RAID1: Which disk will be mirrored?
How does a RAID1 system determine which disk to use as the source and which disk to use as the destination when mirroring?
Assume for instance the following scenario: A RAID1 array is created with two disks A and B. A is replaced by disk C, which is added to the array. Files are beeing modified as time goes by. Now B is removed and A is reinserted.
Will the RAID1 system realize that A and C are out of sync?

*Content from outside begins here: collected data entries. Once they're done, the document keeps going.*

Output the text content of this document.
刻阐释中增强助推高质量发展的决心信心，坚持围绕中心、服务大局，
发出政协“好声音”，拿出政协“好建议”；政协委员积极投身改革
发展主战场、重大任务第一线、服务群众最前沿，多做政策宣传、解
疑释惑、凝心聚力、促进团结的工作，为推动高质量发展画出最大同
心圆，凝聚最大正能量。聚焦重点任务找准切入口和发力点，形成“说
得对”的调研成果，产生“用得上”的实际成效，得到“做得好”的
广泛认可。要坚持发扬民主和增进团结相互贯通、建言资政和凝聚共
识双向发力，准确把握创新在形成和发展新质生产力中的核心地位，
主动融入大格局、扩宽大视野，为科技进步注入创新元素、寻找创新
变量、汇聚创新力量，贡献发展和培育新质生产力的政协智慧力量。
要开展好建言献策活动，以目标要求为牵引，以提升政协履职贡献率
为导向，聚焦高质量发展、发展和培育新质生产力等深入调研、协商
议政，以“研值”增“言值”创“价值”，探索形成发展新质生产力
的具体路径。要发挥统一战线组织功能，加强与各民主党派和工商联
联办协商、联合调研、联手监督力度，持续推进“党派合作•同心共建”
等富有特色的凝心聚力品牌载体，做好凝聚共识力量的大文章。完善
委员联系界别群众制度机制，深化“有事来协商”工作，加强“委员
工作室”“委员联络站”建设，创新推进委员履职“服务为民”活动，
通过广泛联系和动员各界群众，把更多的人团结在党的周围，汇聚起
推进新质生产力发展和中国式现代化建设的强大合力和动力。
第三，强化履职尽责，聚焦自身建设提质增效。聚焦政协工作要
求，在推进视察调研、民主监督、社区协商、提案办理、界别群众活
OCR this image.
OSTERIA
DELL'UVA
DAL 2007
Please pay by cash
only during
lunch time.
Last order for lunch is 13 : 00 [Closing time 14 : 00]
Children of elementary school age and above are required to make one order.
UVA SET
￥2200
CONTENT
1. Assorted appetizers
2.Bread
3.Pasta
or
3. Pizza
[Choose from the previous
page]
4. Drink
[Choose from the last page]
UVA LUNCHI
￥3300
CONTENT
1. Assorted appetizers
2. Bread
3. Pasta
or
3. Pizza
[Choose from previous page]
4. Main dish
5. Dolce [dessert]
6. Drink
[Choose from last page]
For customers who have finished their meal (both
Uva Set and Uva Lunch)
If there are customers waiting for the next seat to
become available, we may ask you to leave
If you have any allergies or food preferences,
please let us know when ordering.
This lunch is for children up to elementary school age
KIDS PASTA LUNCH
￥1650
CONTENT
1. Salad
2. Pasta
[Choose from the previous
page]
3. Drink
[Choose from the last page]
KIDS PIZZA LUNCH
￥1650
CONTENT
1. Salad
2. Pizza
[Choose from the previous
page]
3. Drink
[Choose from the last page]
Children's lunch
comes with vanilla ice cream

And that C is more up-to-date than A? And if not, is there a safe way to avoid the mirroring process to start immediately when disk A is inserted?
EDIT: I should clearify that in my scenario I assume that A had not failed when it was removed, and so, as far as I understand, neigther A nor C is "dirty" when the RAID1 system must decide which way to mirror between them. (And I assumed no bitmaps, but I understand this may be relevant.)
What happens is that the two disks are written to in tandem, and read from interchangeably. It is a multi-master system, and from this derives the read performance increase arising from mirroring.
When one volume becomes bad, the array is said to be degraded
. You then add a new disk; the RAID controller knows this drive does not contain its part of the volume (it is dirty
), and the array begins copying the data it is supposed to store onto it from elsewhere in the array (this process is called rebuilding
); for RAID 1, there is only one other place to copy it from. Once rebuilding is done, the new volume is clean
, and the system is fault-tolerant and multi-master again (normal
).
If the other original disk is removed or fails before rebuilding is done, there will be data loss (if removed but not dead, this is trivially recoverable). However, if it is removed after rebuilding is done and a new disk is added, the array will go through the exact same process of degraded to rebuilding to normal.
This is slightly simplified, though it represents the vast majority of cases where disks fail or are otherwise removed and added. It is also usually possible for parts of a volume to be flagged dirty, for instance.
You are talking about a software mirror using mdadm
. You did not write whether you use a bitmap or not. I am assuming you do use a bitmap (in the other case a full re-mirror will start from the first block whenever a disk is lost/reconnected/whatever).
In the case of a bitmap these bitmaps will be stored per disk - either as internal bitmap on the mirror-disk itself, or on a external bitmap (if you specified one) - again this is per disk.
Now this is also the answer to your question: In the beginning, all bits are marked "dirty" - i.e. need to be re synced. Each bit represents a block on the physical disk. So the status of these bitmaps matters.
You see the status of these bitmaps with cat /proc/mdstat
.
Be aware that the creation of bitmaps is not a standard-operation if you create mirrors. You can change that afterwards with mdadm --grow
.